Konuşmasında gençlere de seslenen Koçyiğit, “Bireysel hak ve özgürlüklere saygılı olalım. Bizi, insan yapan en önemli duygularımızı tekrar hatırlayalım. Merhamet gibi, vicdan gibi. Ve höşgörü gibi...” dedi. Koçyiğit aldığı ödülü savaş ve terör nedeniyle mağdur olan kadınlara armağan etti.

‘2015 Barış Elçisi’ ödülüne layık görülen Tuba Büyüküstün ise ödülü hayatında aldığı en özel ödüllerden biri olarak nitelendirdi. “Umarım biraz olsun buna layık olabilmişimdir. Umarım bundan sonra da layık olabilirim.” diyen Büyüküstün şunları söyledi: "Küçücüğüz ama çok büyüğüz. Sürekli bir şeyler yapmaya çalışıyoruz. Sürekli eyleme geçmeye çalışıyoruz. Ben artık belki de eyleme geçmek yerine daha eylemsiz kalıp, önce kendinle barış içerisinde olmak, kendini bilmek, kendinle barışmak. En yakınındakiyle ve en uzağındakiyle barışmak ve saygı duymak. Artık bunu yapmamız gerektiğine inanıyorum. Ancak böyle hep o özlemini çektiğimiz, bahsettiğimiz barışa ulaşabileceğimize inanıyorum."
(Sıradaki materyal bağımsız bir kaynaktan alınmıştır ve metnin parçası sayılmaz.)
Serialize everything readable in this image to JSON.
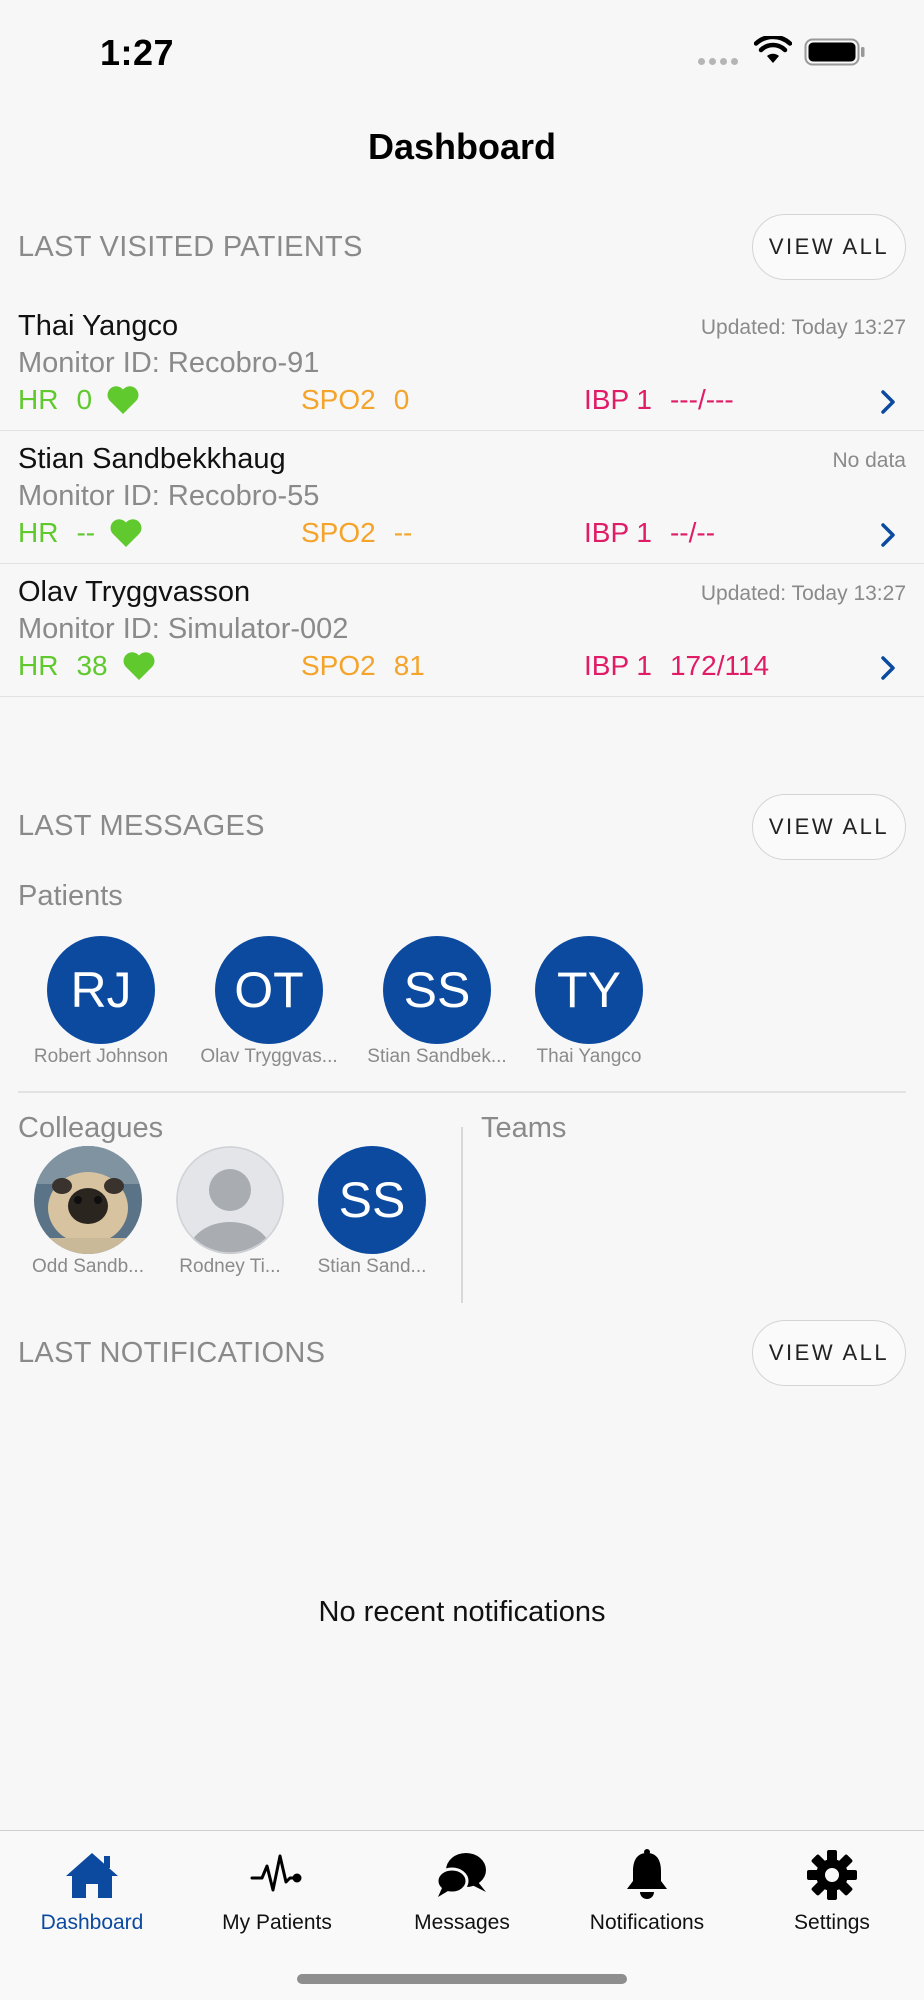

Tören sonunda Süleyman Şah Üniversitesi bir sürprize imza atarak salona duayen sanatçı Koçyiğit’in doğum günü pastası getirdi. Pastayı kesen Koçyiğit, bunun kendisi için büyük bir sürpriz olduğunu belirterek hazırlayanlara teşekkür etti.

DİĞER ÖDÜLLER İSE ŞÖYLE

Çevrenin kirlenmesi gibi doğa sorunlarına dikkat çekmek amacıyla kurulan Doğa İçin Çal müzik grubuna ise ‘2015 Farkındalık’ ödülü verildi. Bu sene aldıkları ikinci ödül olduğunu belirten grubun kurucusu Fırat Çavaş, "Bu yaptığımız işin ne kadar doğru olduğunu gösteriyor. Doğa ideoloji ve ırkçılıkla ilgilenmez. Doğa yok olduğunu fark etmez, kendi hakkında düşünmez, üzülmez. Onu, bencilce olsa bile kendimiz için umursamalıyız." dedi

Yapılan değerlendirmede Paris patlamasında eşini kaybetmesine karşın, sosyal medyada yayımladığı sağduyu, barış ve kardeşlik mesajlarıyla takdir edilecek bir davranış sergileyen Antoine Leiris’e de ‘2015 Hoşgörü’ ödülü verildi.

Birleşmiş Milletler (BM) bünyesinde önemli çalışmalarda bulunmuş, akil insanlar arasında yer alan Cem Vakfı Genel Başkanı İzzettin Doğan’a ise ‘2015 BM Onursal' ödülü verildi.